As I sit here reviewing the poets that I return to again and again (when I remember that poetry exists at all), I'm struck by something that I failed to make very clear, very plain from the outset: I don't know what the hell I'm talking about. Not really. Not in the academic sense. When I boldly declared a "let's all appreciate poetry" week late on Sunday night, I had no grand visions of poetry analysis, of discussing the merits of various forms and their place in the shifting landscape of poetry through the centuries, of comparing the differences in structure between poets & their relevance in the artistic world. I only meant to say - hey - the beauty of a well crafted phrase, of a carefully chosen word, can inspire those of us who write longer works and so what of it.
Instead, I'm afraid (and I believe you are as well) it might appear as if I've invited you all to provide some sort of academic treatise on poetry. There seems to be, among most of the writers I've spoken to in the last 24 hours, a real hesitancy to comment on anything related to poetry because there is an inherent "academia" angle that none of us wants to touch with an 80 foot pole. We aren't poetry scholars after all and so what could we possibly contribute that would add value? Shed light?

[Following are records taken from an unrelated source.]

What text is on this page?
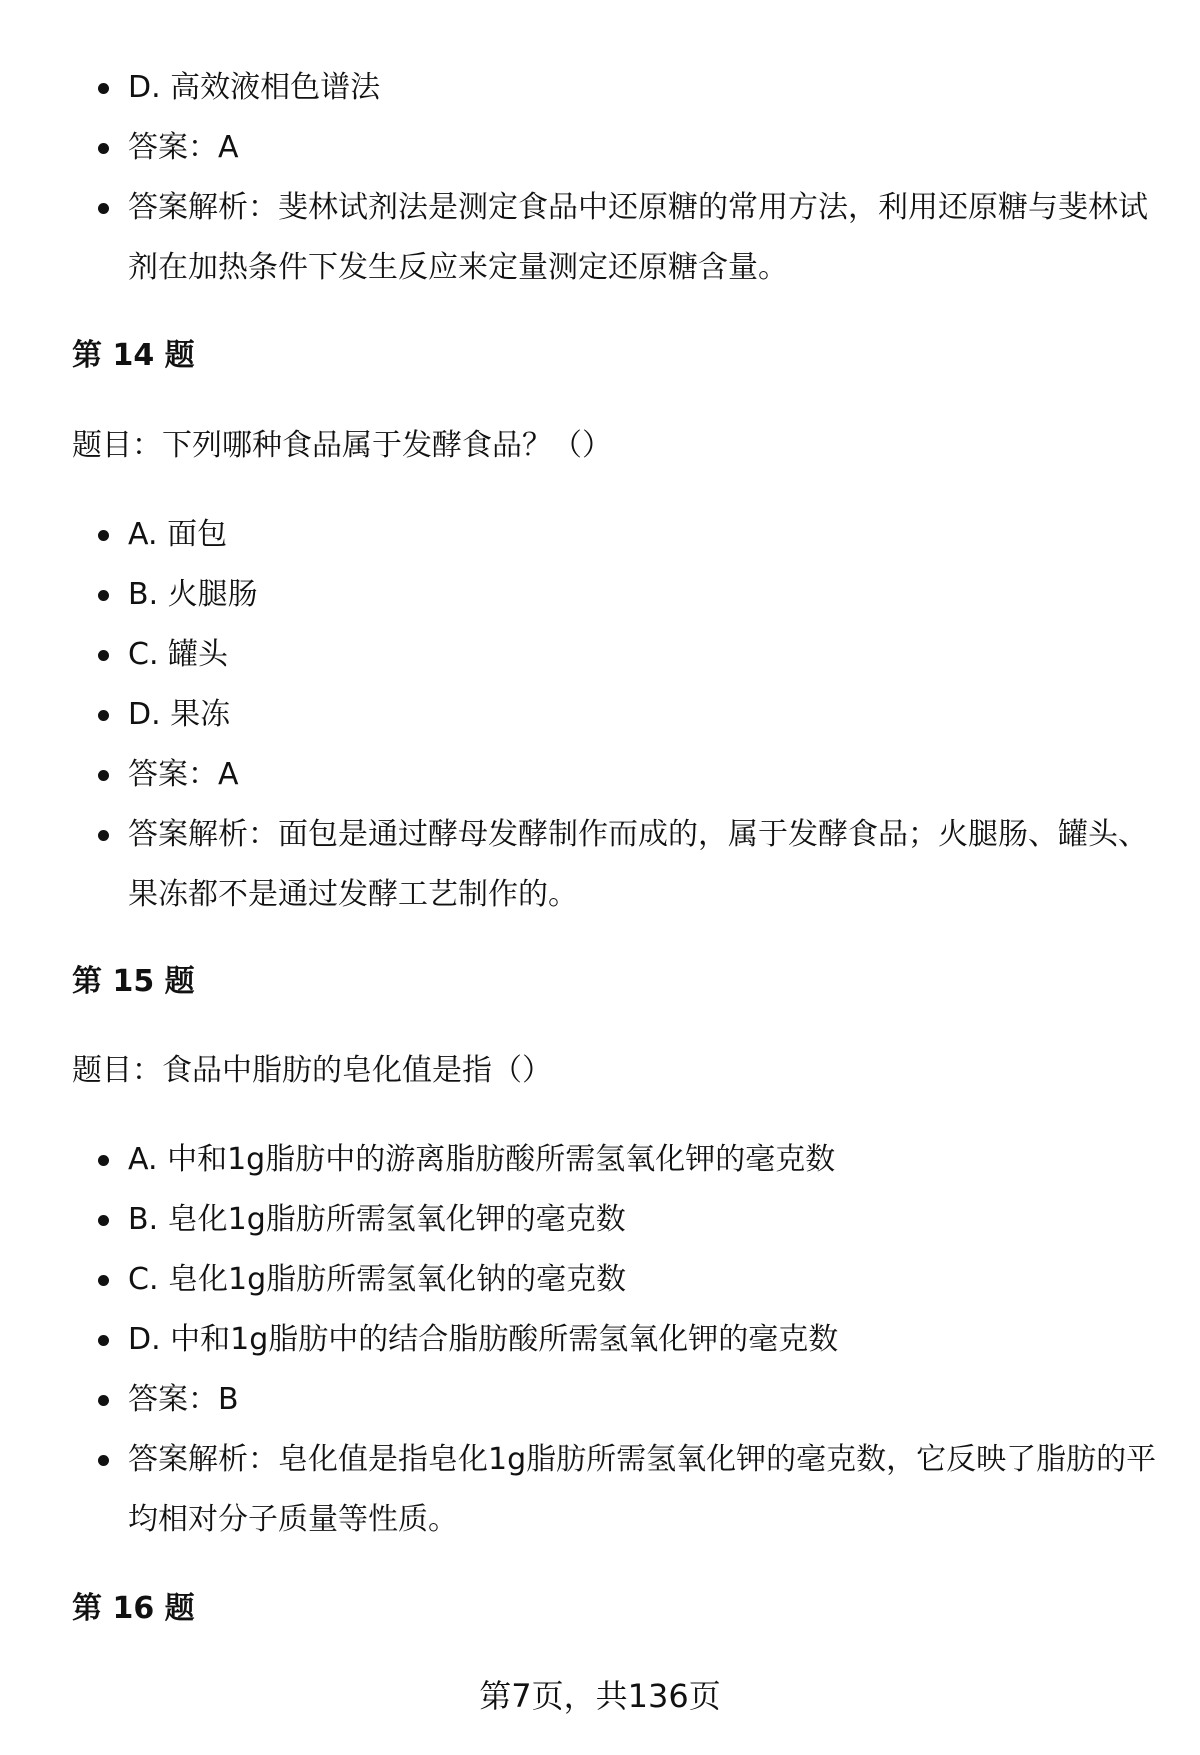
D. 高效液相色谱法
答案：A
答案解析：斐林试剂法是测定食品中还原糖的常用方法，利用还原糖与斐林试剂在加热条件下发生反应来定量测定还原糖含量。
第 14 题

题目：下列哪种食品属于发酵食品？（）

A. 面包
B. 火腿肠
C. 罐头
D. 果冻
答案：A
答案解析：面包是通过酵母发酵制作而成的，属于发酵食品；火腿肠、罐头、果冻都不是通过发酵工艺制作的。
第 15 题

题目：食品中脂肪的皂化值是指（）

A. 中和1g脂肪中的游离脂肪酸所需氢氧化钾的毫克数
B. 皂化1g脂肪所需氢氧化钾的毫克数
C. 皂化1g脂肪所需氢氧化钠的毫克数
D. 中和1g脂肪中的结合脂肪酸所需氢氧化钾的毫克数
答案：B
答案解析：皂化值是指皂化1g脂肪所需氢氧化钾的毫克数，它反映了脂肪的平均相对分子质量等性质。
第 16 题
第7页，共136页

But that is exactly my point.
For me, poetry has always had the stink of PhD analysis and academic importance. Weight. Heft. All those things that a fiction writer might not bother with once they are out of the academic life. It was only when I started to see poetry as something that was less scholarly -- and more accessible -- that I began to appreciate it. I suspect this is true for many of us, which is why we twitch and twitter at the thought of discussing poetry. For the most part, we read books. We discuss them at length because we feel comfortable doing so. We can talk about narrative threads and leitmotifs and all those things that make a novel a novel because we have more practice reading them and writing them. With poetry...eh...not so much. We are out of practice, our poetry instruments rarely, if ever, tuned.

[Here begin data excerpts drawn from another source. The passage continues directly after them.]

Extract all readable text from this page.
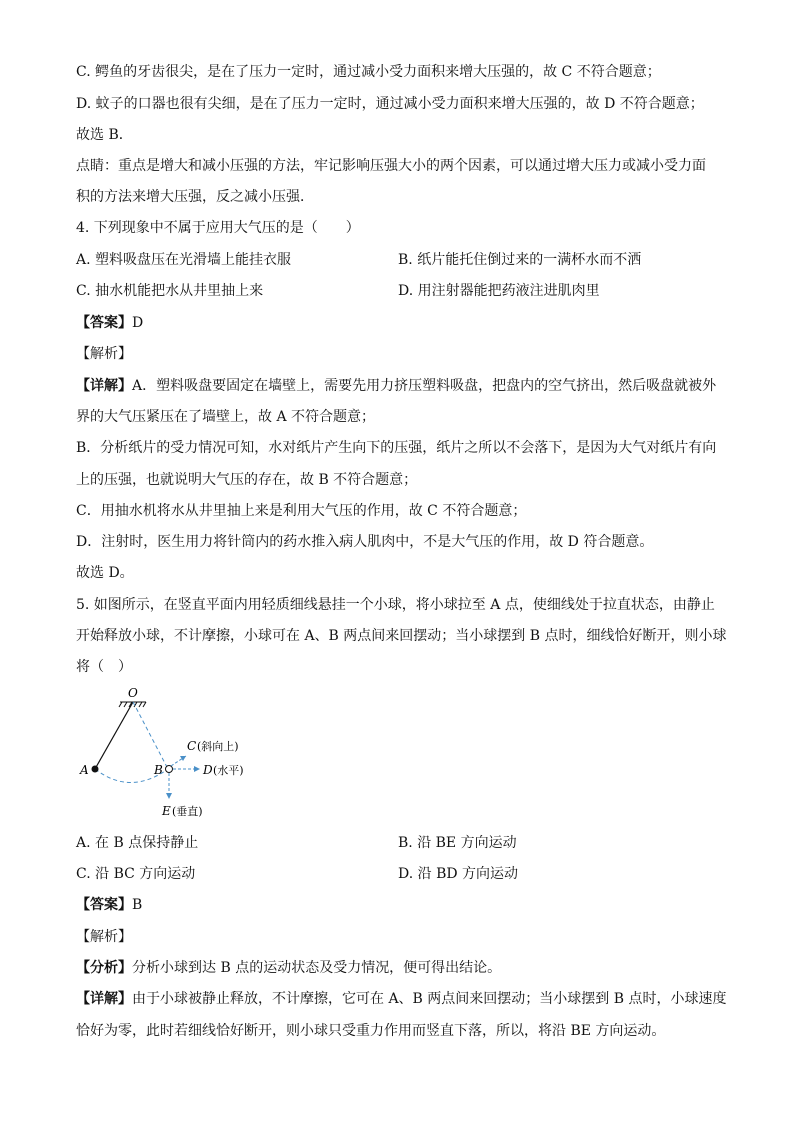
C. 鳄鱼的牙齿很尖，是在了压力一定时，通过减小受力面积来增大压强的，故 C 不符合题意；
D. 蚊子的口器也很有尖细，是在了压力一定时，通过减小受力面积来增大压强的，故 D 不符合题意；
故选 B．
点睛：重点是增大和减小压强的方法，牢记影响压强大小的两个因素，可以通过增大压力或减小受力面
积的方法来增大压强，反之减小压强．
4. 下列现象中不属于应用大气压的是（　　）
A. 塑料吸盘压在光滑墙上能挂衣服	B. 纸片能托住倒过来的一满杯水而不洒
C. 抽水机能把水从井里抽上来	D. 用注射器能把药液注进肌肉里
【答案】D
【解析】
【详解】A．塑料吸盘要固定在墙壁上，需要先用力挤压塑料吸盘，把盘内的空气挤出，然后吸盘就被外
界的大气压紧压在了墙壁上，故 A 不符合题意；
B．分析纸片的受力情况可知，水对纸片产生向下的压强，纸片之所以不会落下，是因为大气对纸片有向
上的压强，也就说明大气压的存在，故 B 不符合题意；
C．用抽水机将水从井里抽上来是利用大气压的作用，故 C 不符合题意；
D．注射时，医生用力将针筒内的药水推入病人肌肉中，不是大气压的作用，故 D 符合题意。
故选 D。
5. 如图所示，在竖直平面内用轻质细线悬挂一个小球，将小球拉至 A 点，使细线处于拉直状态，由静止
开始释放小球，不计摩擦，小球可在 A、B 两点间来回摆动；当小球摆到 B 点时，细线恰好断开，则小球
将（　）
O
A	B
C (斜向上)
D (水平)
E (垂直)
A. 在 B 点保持静止	B. 沿 BE 方向运动
C. 沿 BC 方向运动	D. 沿 BD 方向运动
【答案】B
【解析】
【分析】分析小球到达 B 点的运动状态及受力情况，便可得出结论。
【详解】由于小球被静止释放，不计摩擦，它可在 A、B 两点间来回摆动；当小球摆到 B 点时，小球速度
恰好为零，此时若细线恰好断开，则小球只受重力作用而竖直下落，所以，将沿 BE 方向运动。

So, with that, I will say this: let's get down and dirty about it. Let's toss the snobbery and snootery out altogether. Let's just be frank. Whose poetry do you read and why? What do they do for you that you can't get from another writer? If you don't read poetry, why? Throughout the course of this week, I will likely mention poets you've never heard of that have never won a thing and won't be found in any canon. You may dislike everything they've ever written. You will likely highlight poets that I've never heard of and realize I want to learn more about...or not. Someone may decide to chuck poetry altogether after a few quick glances at the poems posted. You may point out that poetry to you is the third verse of a Radiohead song, the opening line of a Dylan anthem, the words written on a notecard from a friend, a quote you keep toting around year after year. That is what it's all about. Taking the precious out of the poetry. Can we do that? Am I crazy?